I shall not describe the rooms in detail.On your first visit you should secure the services of a guide, plenty of whom are in attendance.When you have discovered which room is which you should return for a more leisurely study of some of the chief pictures in the collection. The upper gallery, which runs round the courtyard, contains a fine collection of busts of Venetian notabilities, such as Tintoretto, Veronese, the dramatist Goldoni, Marco Polo, and others. A striking bust of the great friar Paolo Sarpi should be noted.
The Doges' Palace contains a great many fine paintings, of which the most famous are Bacchus and Ariadne, by Tintoretto, and Titian's fresco of St Christopher. Veronese is also well represented. The vast sala of the Grand Council contains Tintoretto's tremendous Paradiso. Veronese had been selected to paint this picture, but he died, and Tintoretto, whose claims had been passed over because of his age, was allowed to try his hand. The result gave universal satisfaction.
The ceiling was painted by Veronese, and represents the apotheosis of Venice. Veronese's wife was the model for the figure of Venice in this picture and also for the figure of Europa in the ante-room of the Sala del Collegio. The walls of the sala of the Great Council are decorated by twenty-one representations of great incidents in the history of Venice, the more important of which are described in Chapter II of this book. Thus the conflict between Barbarossa and the Pope Alexander III is the theme of more than one of these paintings. Other paintings represent incidents of the Fourth Crusade and of the capture of Constantinople by Dandolo.
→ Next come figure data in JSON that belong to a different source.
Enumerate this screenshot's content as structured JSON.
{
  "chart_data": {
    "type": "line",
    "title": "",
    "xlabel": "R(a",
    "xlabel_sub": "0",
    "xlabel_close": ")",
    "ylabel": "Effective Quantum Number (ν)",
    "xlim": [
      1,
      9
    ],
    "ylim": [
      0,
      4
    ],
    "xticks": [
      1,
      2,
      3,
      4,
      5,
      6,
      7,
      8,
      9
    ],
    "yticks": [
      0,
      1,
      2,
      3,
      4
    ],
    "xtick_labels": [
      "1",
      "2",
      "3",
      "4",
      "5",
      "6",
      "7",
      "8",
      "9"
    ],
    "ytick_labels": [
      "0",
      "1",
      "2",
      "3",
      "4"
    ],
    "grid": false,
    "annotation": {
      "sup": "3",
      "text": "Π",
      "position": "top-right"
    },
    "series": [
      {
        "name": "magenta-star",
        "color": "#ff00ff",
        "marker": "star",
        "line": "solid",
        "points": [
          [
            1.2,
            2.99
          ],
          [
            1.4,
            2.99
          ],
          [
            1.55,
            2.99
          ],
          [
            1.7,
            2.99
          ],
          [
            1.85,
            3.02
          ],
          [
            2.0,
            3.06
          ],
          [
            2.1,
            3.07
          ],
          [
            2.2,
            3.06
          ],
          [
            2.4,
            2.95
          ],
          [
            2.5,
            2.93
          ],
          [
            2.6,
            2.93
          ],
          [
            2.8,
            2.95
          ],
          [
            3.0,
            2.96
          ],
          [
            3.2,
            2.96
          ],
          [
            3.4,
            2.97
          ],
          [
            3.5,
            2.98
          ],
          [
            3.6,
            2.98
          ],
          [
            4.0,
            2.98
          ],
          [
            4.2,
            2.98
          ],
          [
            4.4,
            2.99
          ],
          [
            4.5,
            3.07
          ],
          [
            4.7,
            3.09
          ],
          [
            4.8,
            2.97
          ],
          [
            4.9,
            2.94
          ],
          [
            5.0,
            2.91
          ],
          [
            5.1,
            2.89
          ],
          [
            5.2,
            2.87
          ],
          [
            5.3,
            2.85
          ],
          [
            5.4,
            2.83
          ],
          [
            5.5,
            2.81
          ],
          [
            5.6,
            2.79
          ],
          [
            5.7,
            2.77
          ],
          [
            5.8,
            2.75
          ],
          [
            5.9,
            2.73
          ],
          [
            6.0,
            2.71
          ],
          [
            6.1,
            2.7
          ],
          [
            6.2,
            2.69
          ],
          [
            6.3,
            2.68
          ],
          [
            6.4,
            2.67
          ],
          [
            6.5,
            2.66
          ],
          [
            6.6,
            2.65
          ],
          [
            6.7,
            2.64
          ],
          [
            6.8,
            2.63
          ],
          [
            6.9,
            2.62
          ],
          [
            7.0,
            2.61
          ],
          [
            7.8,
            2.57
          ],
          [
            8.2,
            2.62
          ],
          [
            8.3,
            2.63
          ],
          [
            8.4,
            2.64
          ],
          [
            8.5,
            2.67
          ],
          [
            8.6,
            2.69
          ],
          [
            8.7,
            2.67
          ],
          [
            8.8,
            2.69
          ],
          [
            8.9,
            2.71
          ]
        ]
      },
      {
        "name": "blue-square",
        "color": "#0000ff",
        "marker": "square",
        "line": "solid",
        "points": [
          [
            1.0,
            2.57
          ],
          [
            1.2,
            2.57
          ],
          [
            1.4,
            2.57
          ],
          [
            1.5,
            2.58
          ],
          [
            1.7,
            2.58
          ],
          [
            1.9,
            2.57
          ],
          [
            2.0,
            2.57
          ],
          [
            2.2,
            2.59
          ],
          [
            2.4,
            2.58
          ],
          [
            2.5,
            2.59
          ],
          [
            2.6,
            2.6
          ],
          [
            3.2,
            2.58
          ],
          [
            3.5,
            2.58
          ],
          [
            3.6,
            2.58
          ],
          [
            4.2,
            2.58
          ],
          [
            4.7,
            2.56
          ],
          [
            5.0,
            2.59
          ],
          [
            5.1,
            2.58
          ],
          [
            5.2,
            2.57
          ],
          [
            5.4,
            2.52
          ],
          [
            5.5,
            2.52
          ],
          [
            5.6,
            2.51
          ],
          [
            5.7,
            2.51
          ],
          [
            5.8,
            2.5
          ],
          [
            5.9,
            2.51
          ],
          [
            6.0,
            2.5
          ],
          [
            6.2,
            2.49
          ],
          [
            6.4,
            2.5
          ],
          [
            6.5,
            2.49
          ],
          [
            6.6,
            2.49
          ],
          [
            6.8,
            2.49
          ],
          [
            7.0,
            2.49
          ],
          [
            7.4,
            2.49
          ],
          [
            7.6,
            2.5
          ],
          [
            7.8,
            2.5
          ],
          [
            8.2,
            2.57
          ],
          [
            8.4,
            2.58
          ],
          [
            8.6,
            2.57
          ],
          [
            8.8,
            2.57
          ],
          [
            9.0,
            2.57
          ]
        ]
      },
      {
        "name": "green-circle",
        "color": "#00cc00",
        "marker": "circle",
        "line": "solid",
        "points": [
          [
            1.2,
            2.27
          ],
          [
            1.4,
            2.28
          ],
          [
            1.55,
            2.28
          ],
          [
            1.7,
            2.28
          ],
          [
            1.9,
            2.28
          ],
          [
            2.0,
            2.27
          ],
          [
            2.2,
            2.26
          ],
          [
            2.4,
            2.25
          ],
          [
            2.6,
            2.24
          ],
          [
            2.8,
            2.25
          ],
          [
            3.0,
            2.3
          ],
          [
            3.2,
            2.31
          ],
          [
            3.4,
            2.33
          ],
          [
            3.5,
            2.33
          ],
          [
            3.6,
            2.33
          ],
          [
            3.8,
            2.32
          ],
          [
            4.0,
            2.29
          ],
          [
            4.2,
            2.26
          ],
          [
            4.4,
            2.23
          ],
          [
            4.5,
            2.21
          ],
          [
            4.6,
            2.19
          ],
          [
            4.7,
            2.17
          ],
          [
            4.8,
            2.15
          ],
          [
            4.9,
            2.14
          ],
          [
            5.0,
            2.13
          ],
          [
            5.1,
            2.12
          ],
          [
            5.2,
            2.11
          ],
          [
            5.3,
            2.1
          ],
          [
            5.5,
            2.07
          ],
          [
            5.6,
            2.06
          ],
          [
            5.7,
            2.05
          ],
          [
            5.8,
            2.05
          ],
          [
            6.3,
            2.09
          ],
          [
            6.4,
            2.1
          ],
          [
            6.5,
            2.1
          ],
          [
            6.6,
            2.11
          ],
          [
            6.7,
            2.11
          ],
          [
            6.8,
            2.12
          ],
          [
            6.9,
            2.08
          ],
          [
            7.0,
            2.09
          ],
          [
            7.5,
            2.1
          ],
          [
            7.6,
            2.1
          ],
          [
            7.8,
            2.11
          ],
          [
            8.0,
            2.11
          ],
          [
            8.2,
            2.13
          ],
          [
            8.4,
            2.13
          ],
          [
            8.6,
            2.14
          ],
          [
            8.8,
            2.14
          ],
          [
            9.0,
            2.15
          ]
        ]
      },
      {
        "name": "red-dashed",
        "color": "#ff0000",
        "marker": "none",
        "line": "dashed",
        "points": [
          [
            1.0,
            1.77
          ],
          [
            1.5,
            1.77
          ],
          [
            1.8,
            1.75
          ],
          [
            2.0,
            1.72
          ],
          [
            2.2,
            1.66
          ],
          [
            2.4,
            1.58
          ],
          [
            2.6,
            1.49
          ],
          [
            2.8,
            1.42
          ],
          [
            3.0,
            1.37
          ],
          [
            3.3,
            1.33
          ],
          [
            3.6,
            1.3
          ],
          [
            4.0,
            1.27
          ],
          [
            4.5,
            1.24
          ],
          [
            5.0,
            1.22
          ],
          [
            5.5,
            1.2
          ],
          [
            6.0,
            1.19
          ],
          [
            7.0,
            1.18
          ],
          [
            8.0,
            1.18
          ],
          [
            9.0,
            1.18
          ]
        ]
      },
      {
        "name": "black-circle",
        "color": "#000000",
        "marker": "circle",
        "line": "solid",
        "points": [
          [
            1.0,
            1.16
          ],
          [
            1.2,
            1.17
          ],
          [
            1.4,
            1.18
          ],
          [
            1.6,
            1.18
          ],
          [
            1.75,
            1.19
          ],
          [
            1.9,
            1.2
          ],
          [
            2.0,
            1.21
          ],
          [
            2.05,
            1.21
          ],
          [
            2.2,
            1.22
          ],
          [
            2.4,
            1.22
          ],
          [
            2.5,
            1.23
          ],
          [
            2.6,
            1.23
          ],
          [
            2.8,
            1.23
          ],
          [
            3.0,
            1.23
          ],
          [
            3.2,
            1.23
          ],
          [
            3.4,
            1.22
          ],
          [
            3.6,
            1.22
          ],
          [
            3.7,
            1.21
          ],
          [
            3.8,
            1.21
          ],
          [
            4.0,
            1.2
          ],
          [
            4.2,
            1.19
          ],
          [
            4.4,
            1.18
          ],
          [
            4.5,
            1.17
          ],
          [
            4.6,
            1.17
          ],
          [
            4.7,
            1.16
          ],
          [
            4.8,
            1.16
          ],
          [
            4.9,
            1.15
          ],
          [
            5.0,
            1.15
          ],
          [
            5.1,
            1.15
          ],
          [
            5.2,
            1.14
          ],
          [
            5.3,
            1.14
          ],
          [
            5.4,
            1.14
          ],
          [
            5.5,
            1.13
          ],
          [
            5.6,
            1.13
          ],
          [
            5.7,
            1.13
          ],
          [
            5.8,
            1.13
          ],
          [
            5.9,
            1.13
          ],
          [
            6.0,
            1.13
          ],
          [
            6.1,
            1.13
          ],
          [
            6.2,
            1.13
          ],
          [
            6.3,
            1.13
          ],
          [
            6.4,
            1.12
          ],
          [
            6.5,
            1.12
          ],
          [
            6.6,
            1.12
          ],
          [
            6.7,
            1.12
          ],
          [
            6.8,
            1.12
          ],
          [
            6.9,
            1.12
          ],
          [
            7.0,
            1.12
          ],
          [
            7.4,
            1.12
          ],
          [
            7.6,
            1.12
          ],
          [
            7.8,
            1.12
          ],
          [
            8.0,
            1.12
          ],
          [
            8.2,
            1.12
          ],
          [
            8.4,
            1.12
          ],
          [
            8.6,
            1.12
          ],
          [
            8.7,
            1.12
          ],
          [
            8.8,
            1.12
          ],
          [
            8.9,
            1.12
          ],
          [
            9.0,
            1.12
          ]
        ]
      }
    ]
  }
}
The gloomy cells and torture-chamber are also open to inspection, but the famous cells under the roof, the Piombi, were closed in 1929. These cells had a grim reputation which was undeserved. They were no better and no worse than any other prison cells of the period. Indeed, the Venetian Republic enjoyed a great reputation for its humanity to prisoners. Torture was employed in Venice as elsewhere, but torture appears to have been employed less frequently and less severely than was customary at the time.The Bridge of Sighs, which connects the palace with the prison, is not the bridge on which Byron stood and to which he refers in the well-known line:
I stood in Venice, on the Bridge of Sighs.
Probably Byron stood on the Ponte della Paglia (Bridge of Straw), from which there is a fine view of the Bridge of Sighs.The actual Bridge of Sighs is a passage lit by gratings.One does not stand on it, one stands in it.
There is nothing romantic about the Bridge of Sighs except its name and its beautiful appearance. It was probably never crossed by any prisoner of note, and merely served as a means of communication between the criminal courts and the criminal prison for very commonplace ruffians. However, the "pathetic swindle," as Howell calls it, still provokes the sentimental to a sigh, in spite of Baedeker's cutting remarks on the subject.